Как я лягу сегодня с ней в постель? Как теперь до нее дотронусь? А если среди ночи она на меня набросится, как это было вчера? Отвечу ли я ей во всей слепоте любви, выплесну ли на нее ярость и ад своих чресел, прекрасно зная, что любовью-то она занимается, но не со мной. Мне уготовано начинать с той точки, на которой закончил он: мужчина с мужчиной, а женщина — лишь посредник.

Я смотрю на нее. Вижу нового человека. Мне нравятся ее длинные тонкие руки, плечо, с самого сегодняшнего утра полностью обнаженное, ожерелье, придающее ей очарование, которого я давно уже не видел.

Звонит звонок, и вот уже слышны голоса Диего и Тамары.

— Знаю, знаю, простите, ради бога, нам ужасно хотелось прийти! — голосит Тамара еще в прихожей, двигаясь в сторону гостиной.

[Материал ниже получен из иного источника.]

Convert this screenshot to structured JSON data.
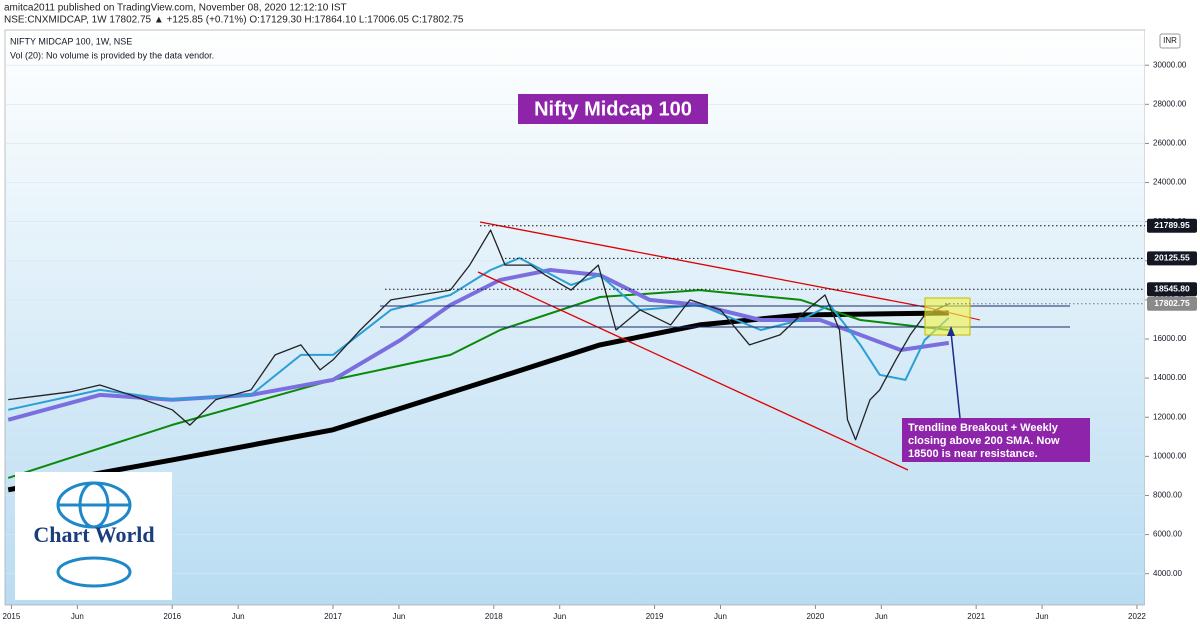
{
  "header": {
    "publisher": "amitca2011 published on TradingView.com, November 08, 2020 12:12:10 IST",
    "quote": "NSE:CNXMIDCAP, 1W  17802.75 ▲ +125.85 (+0.71%) O:17129.30 H:17864.10 L:17006.05 C:17802.75"
  },
  "chart_data": {
    "type": "line",
    "legend_lines": [
      "NIFTY MIDCAP 100, 1W, NSE",
      "Vol (20): No volume is provided by the data vendor."
    ],
    "title": "Nifty Midcap 100",
    "currency": "INR",
    "annotation": [
      "Trendline Breakout + Weekly",
      "closing above 200 SMA. Now",
      "18500 is near resistance."
    ],
    "logo": "Chart World",
    "xlim": [
      2014.96,
      2022.05
    ],
    "ylim": [
      2400,
      31800
    ],
    "xticks": [
      2015,
      {
        "value": 2015.41,
        "label": "Jun"
      },
      2016,
      {
        "value": 2016.41,
        "label": "Jun"
      },
      2017,
      {
        "value": 2017.41,
        "label": "Jun"
      },
      2018,
      {
        "value": 2018.41,
        "label": "Jun"
      },
      2019,
      {
        "value": 2019.41,
        "label": "Jun"
      },
      2020,
      {
        "value": 2020.41,
        "label": "Jun"
      },
      2021,
      {
        "value": 2021.41,
        "label": "Jun"
      },
      2022
    ],
    "yticks": [
      {
        "value": 4000,
        "label": "4000.00"
      },
      {
        "value": 6000,
        "label": "6000.00"
      },
      {
        "value": 8000,
        "label": "8000.00"
      },
      {
        "value": 10000,
        "label": "10000.00"
      },
      {
        "value": 12000,
        "label": "12000.00"
      },
      {
        "value": 14000,
        "label": "14000.00"
      },
      {
        "value": 16000,
        "label": "16000.00"
      },
      {
        "value": 18000,
        "label": "18000.00"
      },
      {
        "value": 20000,
        "label": "20000.00"
      },
      {
        "value": 22000,
        "label": "22000.00"
      },
      {
        "value": 24000,
        "label": "24000.00"
      },
      {
        "value": 26000,
        "label": "26000.00"
      },
      {
        "value": 28000,
        "label": "28000.00"
      },
      {
        "value": 30000,
        "label": "30000.00"
      }
    ],
    "levels": [
      21789.95,
      20125.55,
      {
        "value": 18545.8,
        "label": "18545.80"
      },
      17802.75
    ],
    "series": [
      {
        "color": "#000000",
        "width": 5,
        "x": [
          2014.98,
          2016.0,
          2017.0,
          2017.98,
          2018.66,
          2019.28,
          2019.91,
          2020.83
        ],
        "values": [
          8290,
          9820,
          11360,
          13910,
          15700,
          16720,
          17230,
          17330
        ]
      },
      {
        "color": "#0a8a0a",
        "width": 2,
        "x": [
          2014.98,
          2016.0,
          2017.0,
          2017.73,
          2018.04,
          2018.66,
          2019.28,
          2019.91,
          2020.28,
          2020.83
        ],
        "values": [
          8900,
          11610,
          13910,
          15190,
          16460,
          18150,
          18500,
          18000,
          16970,
          16460
        ]
      },
      {
        "color": "#7b6fe0",
        "width": 4,
        "x": [
          2014.98,
          2015.55,
          2016.0,
          2016.49,
          2017.0,
          2017.42,
          2017.73,
          2018.04,
          2018.35,
          2018.66,
          2018.97,
          2019.28,
          2019.66,
          2020.03,
          2020.28,
          2020.53,
          2020.83
        ],
        "values": [
          11870,
          13140,
          12890,
          13140,
          13910,
          15950,
          17740,
          19020,
          19530,
          19270,
          18000,
          17740,
          16970,
          16970,
          16210,
          15440,
          15800
        ]
      },
      {
        "color": "#2a9fd6",
        "width": 2,
        "x": [
          2014.98,
          2015.55,
          2016.0,
          2016.49,
          2016.8,
          2017.0,
          2017.36,
          2017.73,
          2017.98,
          2018.16,
          2018.48,
          2018.66,
          2018.91,
          2019.28,
          2019.66,
          2019.91,
          2020.09,
          2020.28,
          2020.4,
          2020.56,
          2020.68,
          2020.83
        ],
        "values": [
          12380,
          13400,
          12890,
          13140,
          15190,
          15190,
          17490,
          18250,
          19530,
          20140,
          18760,
          19270,
          17490,
          17740,
          16460,
          16970,
          17740,
          15700,
          14170,
          13910,
          15950,
          17080
        ]
      },
      {
        "color": "#222222",
        "width": 1.3,
        "x": [
          2014.98,
          2015.18,
          2015.37,
          2015.55,
          2015.74,
          2016.0,
          2016.11,
          2016.27,
          2016.49,
          2016.64,
          2016.8,
          2016.92,
          2017.0,
          2017.17,
          2017.36,
          2017.54,
          2017.73,
          2017.85,
          2017.98,
          2018.07,
          2018.23,
          2018.32,
          2018.48,
          2018.65,
          2018.76,
          2018.91,
          2019.1,
          2019.22,
          2019.41,
          2019.59,
          2019.78,
          2019.91,
          2020.06,
          2020.15,
          2020.2,
          2020.25,
          2020.34,
          2020.4,
          2020.5,
          2020.59,
          2020.68,
          2020.83
        ],
        "values": [
          12900,
          13100,
          13300,
          13650,
          13140,
          12380,
          11600,
          12890,
          13400,
          15190,
          15700,
          14420,
          14930,
          16460,
          18000,
          18250,
          18500,
          19780,
          21570,
          19780,
          19780,
          19270,
          18500,
          19780,
          16460,
          17490,
          16720,
          18000,
          17490,
          15700,
          16210,
          17230,
          18250,
          16460,
          11870,
          10850,
          12890,
          13400,
          14930,
          16210,
          17230,
          17802.75
        ]
      }
    ]
  }
}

— Да мы еще даже за ужин не сели, — успокаивает ее Памела, приглашая в столовую, и до нас доносятся визгливые истеричные похохатывания Тамары — так она просит простить ее за опоздание. Следуя вдоль стола к своему месту, Тамара помахивает своей громоздкой квадратной сумочкой от Гояра — она щелкает замком всякий раз, когда забывает, включила или выключила мобильник. Диего -рослый, с густой светлой шевелюрой и цветной вставкой на кармашке темного пиджака — покорно тащится за женой и в итоге усаживается напротив Клэр. Он недоволен жизнью, модный прикид в английском стиле делает его похожим на альфонса, который только что получил от супруги выволочку и распоряжение надеть приличный костюм. Между ними сейчас все непросто. Тут, подумав про нас, я понимаю, что между нами сейчас тоже все непросто, вот только никто здесь об этом даже не подозревает.

9

«Русый был, красивый, взором светел» (Данте А. Божественная комедия. Чистилище Песнь третья. Перевод М. Лозинского). — Прим. пер.

10

Так называют город Энна, поскольку он располагается в самом центре Сицилии.